«Le singe qui devait être en taule est aujourd’hui une championne. » Quelques secondes après avoir gagné l’or olympique ce lundi 8 août, face caméra, la judoka Rafaela Silva répond fièrement aux critiques racistes dont elle a fait l’objet. Comme la plupart des habitants des favelas, elle ne veut plus se taire et s’affiche conquérante. Le temps où les favelados avaient honte de leurs origines a vécu. Dans les gradins à quelques mètres de là, son père sourit, en larmes : Aujourd’hui, ça va être la fête à la Cité de Dieu
, son quartier d’origine. Quinze jours après le sacre de Rafaela Silva, on se pointe là-bas avec Vincent Rosenblatt, le photographe, pour voir ce que pensent les habitants de sa victoire et des Jeux olympiques.
Sa victoire brise les préjugés, c’est important pour nous. Quel autre héritage les JO vont nous laisser ?

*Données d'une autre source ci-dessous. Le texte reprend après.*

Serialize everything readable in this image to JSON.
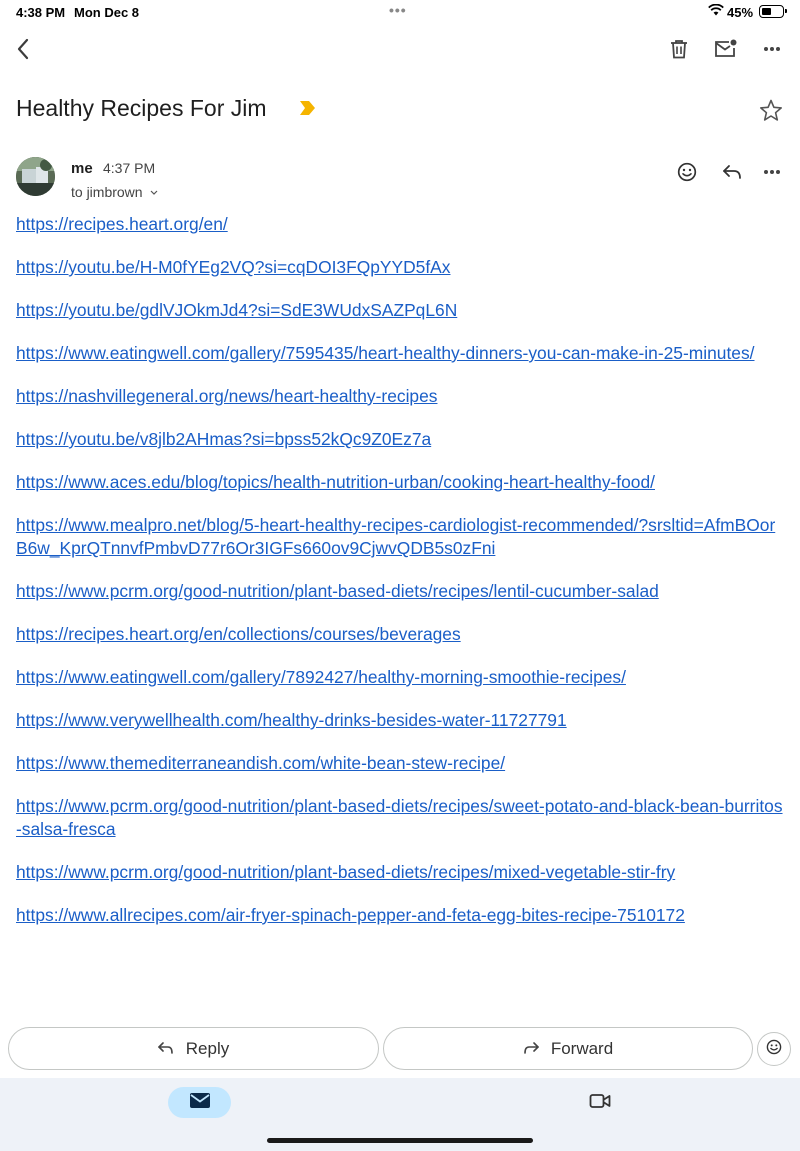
{
  "status_bar": {
    "time": "4:38 PM",
    "date": "Mon Dec 8",
    "battery_percent": "45%",
    "battery_level": 0.45,
    "icons": [
      "wifi-icon",
      "battery-icon"
    ]
  },
  "toolbar": {
    "icons": [
      "back-arrow-icon",
      "trash-icon",
      "mark-unread-icon",
      "more-vert-icon"
    ]
  },
  "email": {
    "subject": "Healthy Recipes For Jim",
    "label_color": "#f5b400",
    "sender": "me",
    "time": "4:37 PM",
    "recipient": "to jimbrown",
    "links": [
      "https://recipes.heart.org/en/",
      "https://youtu.be/H-M0fYEg2VQ?si=cqDOI3FQpYYD5fAx",
      "https://youtu.be/gdlVJOkmJd4?si=SdE3WUdxSAZPqL6N",
      "https://www.eatingwell.com/gallery/7595435/heart-healthy-dinners-you-can-make-in-25-minutes/",
      "https://nashvillegeneral.org/news/heart-healthy-recipes",
      "https://youtu.be/v8jlb2AHmas?si=bpss52kQc9Z0Ez7a",
      "https://www.aces.edu/blog/topics/health-nutrition-urban/cooking-heart-healthy-food/",
      "https://www.mealpro.net/blog/5-heart-healthy-recipes-cardiologist-recommended/?srsltid=AfmBOorB6w_KprQTnnvfPmbvD77r6Or3IGFs660ov9CjwvQDB5s0zFni",
      "https://www.pcrm.org/good-nutrition/plant-based-diets/recipes/lentil-cucumber-salad",
      "https://recipes.heart.org/en/collections/courses/beverages",
      "https://www.eatingwell.com/gallery/7892427/healthy-morning-smoothie-recipes/",
      "https://www.verywellhealth.com/healthy-drinks-besides-water-11727791",
      "https://www.themediterraneandish.com/white-bean-stew-recipe/",
      "https://www.pcrm.org/good-nutrition/plant-based-diets/recipes/sweet-potato-and-black-bean-burritos-salsa-fresca",
      "https://www.pcrm.org/good-nutrition/plant-based-diets/recipes/mixed-vegetable-stir-fry",
      "https://www.allrecipes.com/air-fryer-spinach-pepper-and-feta-egg-bites-recipe-7510172"
    ]
  },
  "actions": {
    "reply_label": "Reply",
    "forward_label": "Forward"
  },
  "bottom_nav": {
    "icons": [
      "mail-icon",
      "video-icon"
    ],
    "active_color": "#c2e7ff"
  }
}
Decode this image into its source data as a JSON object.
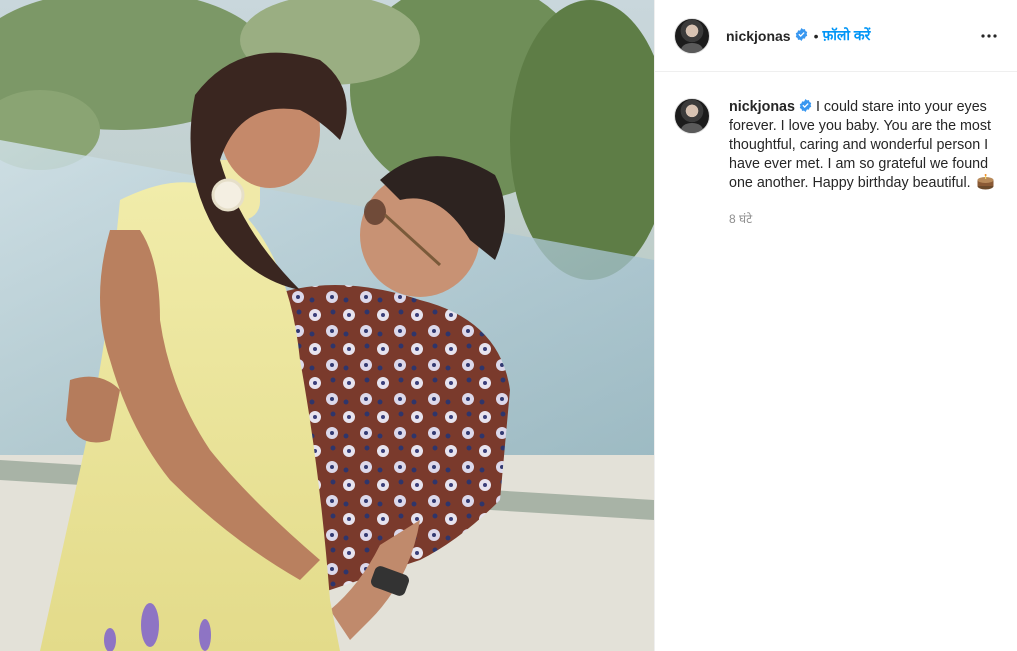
{
  "post": {
    "author": {
      "username": "nickjonas",
      "verified_icon": "verified-badge-icon",
      "follow_label": "फ़ॉलो करें",
      "separator": "•"
    },
    "more_icon": "more-options-icon",
    "caption": {
      "username": "nickjonas",
      "text": "I could stare into your eyes forever. I love you baby. You are the most thoughtful, caring and wonderful person I have ever met. I am so grateful we found one another. Happy birthday beautiful.",
      "emoji_icon": "birthday-cake-icon",
      "timestamp": "8 घंटे"
    },
    "colors": {
      "link_blue": "#0095f6",
      "verified_blue": "#3897f0",
      "text": "#262626",
      "muted": "#8e8e8e"
    }
  }
}
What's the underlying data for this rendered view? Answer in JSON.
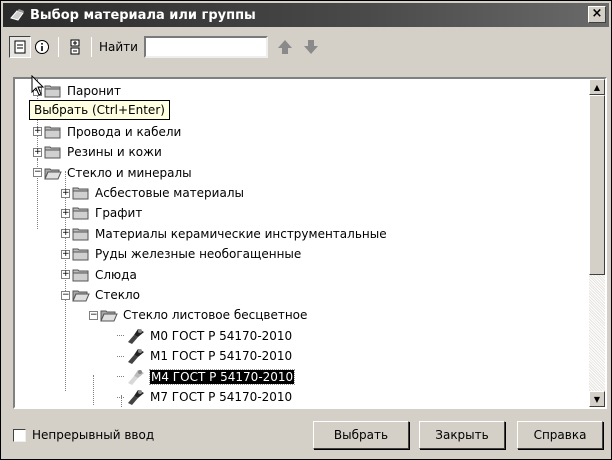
{
  "window": {
    "title": "Выбор материала или группы",
    "close_glyph": "×"
  },
  "toolbar": {
    "select_icon": "select-icon",
    "info_icon": "info-icon",
    "expand_icon": "expand-collapse-icon",
    "find_label": "Найти",
    "find_value": "",
    "up_icon": "arrow-up-icon",
    "down_icon": "arrow-down-icon"
  },
  "tooltip": "Выбрать (Ctrl+Enter)",
  "tree": [
    {
      "label": "Паронит",
      "level": 1,
      "type": "folder",
      "expand": "+"
    },
    {
      "label": "Провода и кабели",
      "level": 1,
      "type": "folder",
      "expand": "+"
    },
    {
      "label": "Резины и кожи",
      "level": 1,
      "type": "folder",
      "expand": "+"
    },
    {
      "label": "Стекло и минералы",
      "level": 1,
      "type": "folder-open",
      "expand": "−"
    },
    {
      "label": "Асбестовые материалы",
      "level": 2,
      "type": "folder",
      "expand": "+"
    },
    {
      "label": "Графит",
      "level": 2,
      "type": "folder",
      "expand": "+"
    },
    {
      "label": "Материалы керамические инструментальные",
      "level": 2,
      "type": "folder",
      "expand": "+"
    },
    {
      "label": "Руды железные необогащенные",
      "level": 2,
      "type": "folder",
      "expand": "+"
    },
    {
      "label": "Слюда",
      "level": 2,
      "type": "folder",
      "expand": "+"
    },
    {
      "label": "Стекло",
      "level": 2,
      "type": "folder-open",
      "expand": "−"
    },
    {
      "label": "Стекло листовое бесцветное",
      "level": 3,
      "type": "folder-open",
      "expand": "−"
    },
    {
      "label": "М0 ГОСТ Р 54170-2010",
      "level": 4,
      "type": "material"
    },
    {
      "label": "М1 ГОСТ Р 54170-2010",
      "level": 4,
      "type": "material"
    },
    {
      "label": "М4 ГОСТ Р 54170-2010",
      "level": 4,
      "type": "material",
      "selected": true
    },
    {
      "label": "М7 ГОСТ Р 54170-2010",
      "level": 4,
      "type": "material"
    }
  ],
  "footer": {
    "continuous_input_label": "Непрерывный ввод",
    "continuous_input_checked": false,
    "select_button": "Выбрать",
    "close_button": "Закрыть",
    "help_button": "Справка"
  }
}
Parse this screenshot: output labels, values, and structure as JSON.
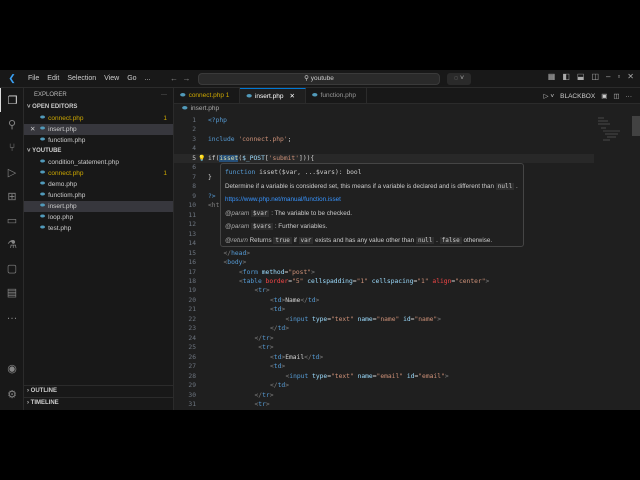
{
  "menu": [
    "File",
    "Edit",
    "Selection",
    "View",
    "Go",
    "..."
  ],
  "search": "youtube",
  "explorer": {
    "title": "EXPLORER",
    "open_editors_label": "OPEN EDITORS",
    "open_editors": [
      {
        "name": "connect.php",
        "badge": "1",
        "mod": true
      },
      {
        "name": "insert.php",
        "badge": "",
        "mod": false,
        "selected": true,
        "close": "✕"
      },
      {
        "name": "functiom.php",
        "badge": "",
        "mod": false
      }
    ],
    "folder_label": "YOUTUBE",
    "files": [
      {
        "name": "condition_statement.php",
        "badge": ""
      },
      {
        "name": "connect.php",
        "badge": "1",
        "mod": true
      },
      {
        "name": "demo.php",
        "badge": ""
      },
      {
        "name": "functiom.php",
        "badge": ""
      },
      {
        "name": "insert.php",
        "badge": "",
        "selected": true
      },
      {
        "name": "loop.php",
        "badge": ""
      },
      {
        "name": "test.php",
        "badge": ""
      }
    ],
    "outline": "OUTLINE",
    "timeline": "TIMELINE"
  },
  "tabs": [
    {
      "name": "connect.php 1",
      "mod": true
    },
    {
      "name": "insert.php",
      "active": true,
      "close": "✕"
    },
    {
      "name": "function.php"
    }
  ],
  "editor_tools": {
    "blackbox": "BLACKBOX"
  },
  "breadcrumb": "insert.php",
  "code": [
    {
      "n": "1",
      "i": 0,
      "t": [
        [
          "<?php",
          "kw"
        ]
      ]
    },
    {
      "n": "2",
      "i": 0,
      "t": []
    },
    {
      "n": "3",
      "i": 0,
      "t": [
        [
          "include ",
          "kw"
        ],
        [
          "'connect.php'",
          "str"
        ],
        [
          ";",
          "pl"
        ]
      ]
    },
    {
      "n": "4",
      "i": 0,
      "t": []
    },
    {
      "n": "5",
      "i": 0,
      "cur": true,
      "t": [
        [
          "if(",
          "pl"
        ],
        [
          "isset",
          "fn"
        ],
        [
          "(",
          "pl"
        ],
        [
          "$_POST",
          "var"
        ],
        [
          "[",
          "pl"
        ],
        [
          "'submit'",
          "str"
        ],
        [
          "])){",
          "pl"
        ]
      ]
    },
    {
      "n": "6",
      "i": 0,
      "t": []
    },
    {
      "n": "7",
      "i": 0,
      "t": [
        [
          "}",
          "pl"
        ]
      ]
    },
    {
      "n": "8",
      "i": 0,
      "t": []
    },
    {
      "n": "9",
      "i": 0,
      "t": [
        [
          "?>",
          "kw"
        ]
      ]
    },
    {
      "n": "10",
      "i": 0,
      "t": [
        [
          "<ht",
          "tag"
        ]
      ]
    },
    {
      "n": "11",
      "i": 0,
      "t": []
    },
    {
      "n": "12",
      "i": 0,
      "t": []
    },
    {
      "n": "13",
      "i": 0,
      "t": []
    },
    {
      "n": "14",
      "i": 0,
      "t": []
    },
    {
      "n": "15",
      "i": 1,
      "t": [
        [
          "</",
          "tag"
        ],
        [
          "head",
          "tn"
        ],
        [
          ">",
          "tag"
        ]
      ]
    },
    {
      "n": "16",
      "i": 1,
      "t": [
        [
          "<",
          "tag"
        ],
        [
          "body",
          "tn"
        ],
        [
          ">",
          "tag"
        ]
      ]
    },
    {
      "n": "17",
      "i": 2,
      "t": [
        [
          "<",
          "tag"
        ],
        [
          "form ",
          "tn"
        ],
        [
          "method",
          "at"
        ],
        [
          "=",
          "pl"
        ],
        [
          "\"post\"",
          "str"
        ],
        [
          ">",
          "tag"
        ]
      ]
    },
    {
      "n": "18",
      "i": 2,
      "t": [
        [
          "<",
          "tag"
        ],
        [
          "table ",
          "tn"
        ],
        [
          "border",
          "at2"
        ],
        [
          "=",
          "pl"
        ],
        [
          "\"5\" ",
          "str"
        ],
        [
          "cellspadding",
          "at"
        ],
        [
          "=",
          "pl"
        ],
        [
          "\"1\" ",
          "str"
        ],
        [
          "cellspacing",
          "at"
        ],
        [
          "=",
          "pl"
        ],
        [
          "\"1\" ",
          "str"
        ],
        [
          "align",
          "at2"
        ],
        [
          "=",
          "pl"
        ],
        [
          "\"center\"",
          "str"
        ],
        [
          ">",
          "tag"
        ]
      ]
    },
    {
      "n": "19",
      "i": 3,
      "t": [
        [
          "<",
          "tag"
        ],
        [
          "tr",
          "tn"
        ],
        [
          ">",
          "tag"
        ]
      ]
    },
    {
      "n": "20",
      "i": 4,
      "t": [
        [
          "<",
          "tag"
        ],
        [
          "td",
          "tn"
        ],
        [
          ">",
          "tag"
        ],
        [
          "Name",
          "pl"
        ],
        [
          "</",
          "tag"
        ],
        [
          "td",
          "tn"
        ],
        [
          ">",
          "tag"
        ]
      ]
    },
    {
      "n": "21",
      "i": 4,
      "t": [
        [
          "<",
          "tag"
        ],
        [
          "td",
          "tn"
        ],
        [
          ">",
          "tag"
        ]
      ]
    },
    {
      "n": "22",
      "i": 5,
      "t": [
        [
          "<",
          "tag"
        ],
        [
          "input ",
          "tn"
        ],
        [
          "type",
          "at"
        ],
        [
          "=",
          "pl"
        ],
        [
          "\"text\" ",
          "str"
        ],
        [
          "name",
          "at"
        ],
        [
          "=",
          "pl"
        ],
        [
          "\"name\" ",
          "str"
        ],
        [
          "id",
          "at"
        ],
        [
          "=",
          "pl"
        ],
        [
          "\"name\"",
          "str"
        ],
        [
          ">",
          "tag"
        ]
      ]
    },
    {
      "n": "23",
      "i": 4,
      "t": [
        [
          "</",
          "tag"
        ],
        [
          "td",
          "tn"
        ],
        [
          ">",
          "tag"
        ]
      ]
    },
    {
      "n": "24",
      "i": 3,
      "t": [
        [
          "</",
          "tag"
        ],
        [
          "tr",
          "tn"
        ],
        [
          ">",
          "tag"
        ]
      ]
    },
    {
      "n": "25",
      "i": 3,
      "t": [
        [
          " <",
          "tag"
        ],
        [
          "tr",
          "tn"
        ],
        [
          ">",
          "tag"
        ]
      ]
    },
    {
      "n": "26",
      "i": 4,
      "t": [
        [
          "<",
          "tag"
        ],
        [
          "td",
          "tn"
        ],
        [
          ">",
          "tag"
        ],
        [
          "Email",
          "pl"
        ],
        [
          "</",
          "tag"
        ],
        [
          "td",
          "tn"
        ],
        [
          ">",
          "tag"
        ]
      ]
    },
    {
      "n": "27",
      "i": 4,
      "t": [
        [
          "<",
          "tag"
        ],
        [
          "td",
          "tn"
        ],
        [
          ">",
          "tag"
        ]
      ]
    },
    {
      "n": "28",
      "i": 5,
      "t": [
        [
          "<",
          "tag"
        ],
        [
          "input ",
          "tn"
        ],
        [
          "type",
          "at"
        ],
        [
          "=",
          "pl"
        ],
        [
          "\"text\" ",
          "str"
        ],
        [
          "name",
          "at"
        ],
        [
          "=",
          "pl"
        ],
        [
          "\"email\" ",
          "str"
        ],
        [
          "id",
          "at"
        ],
        [
          "=",
          "pl"
        ],
        [
          "\"email\"",
          "str"
        ],
        [
          ">",
          "tag"
        ]
      ]
    },
    {
      "n": "29",
      "i": 4,
      "t": [
        [
          "</",
          "tag"
        ],
        [
          "td",
          "tn"
        ],
        [
          ">",
          "tag"
        ]
      ]
    },
    {
      "n": "30",
      "i": 3,
      "t": [
        [
          "</",
          "tag"
        ],
        [
          "tr",
          "tn"
        ],
        [
          ">",
          "tag"
        ]
      ]
    },
    {
      "n": "31",
      "i": 3,
      "t": [
        [
          "<",
          "tag"
        ],
        [
          "tr",
          "tn"
        ],
        [
          ">",
          "tag"
        ]
      ]
    }
  ],
  "hover": {
    "sig_kw": "function",
    "sig_name": "isset",
    "sig_rest": "($var, ...$vars): bool",
    "desc": "Determine if a variable is considered set, this means if a variable is declared and is different than",
    "desc_code": "null",
    "desc_end": ".",
    "link": "https://www.php.net/manual/function.isset",
    "p1_tag": "@param",
    "p1_var": "$var",
    "p1_text": ": The variable to be checked.",
    "p2_tag": "@param",
    "p2_var": "$vars",
    "p2_text": ": Further variables.",
    "r_tag": "@return",
    "r_a": "Returns",
    "r_c1": "true",
    "r_b": "if",
    "r_c2": "var",
    "r_c": "exists and has any value other than",
    "r_c3": "null",
    "r_d": ".",
    "r_c4": "false",
    "r_e": "otherwise."
  }
}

La route de Grajaú traverse les montagnes de l’immense forêt de Tijuca encerclée par la ville. En sortant de la forêt, les condomínios luxueux, ces résidences privées et sécurisées, se succèdent. Mais en quelques centaines de mètres, maisons et immeubles se font plus modestes jusqu’à faire place aux premières maisons de la Cidade de Deus, sans que le contraste ne soit frappant. Si on reste sur l’artère centrale du quartier, on peut y passer sans s’en rendre compte. La plus fameuse des favelas de Rio de Janeiro semble cachée derrière les montagnes du parc de Tijuca où son destin s’est longtemps joué à l’abri des regards. Les successions des expulsions de la zone Sud dans les années 60 ont peuplé ce quartier d’habitants laissés à eux-mêmes. La violence s’y est faite une telle place qu’à la fin des années 70, elle a poussé un certain Steliano Franco do Santos à quitter la Cité de Dieu pour s’installer près des berges tranquilles du lac de Jacarepaguá, où il avait pris l’habitude de pêcher. Ce même lac qui borde Vila Autódromo (lire l’épisode 2, « Les résistants de la favela »), fondée par ce même Steliano Franco do Santos. Il y restera jusqu’à son expulsion 36 ans plus tard. Pendant tout ce temps, il a résisté aux différents gouvernements et promoteurs. Mais en 2014, quelques mois après avoir quitté sa maison, il est mort à 89 ans.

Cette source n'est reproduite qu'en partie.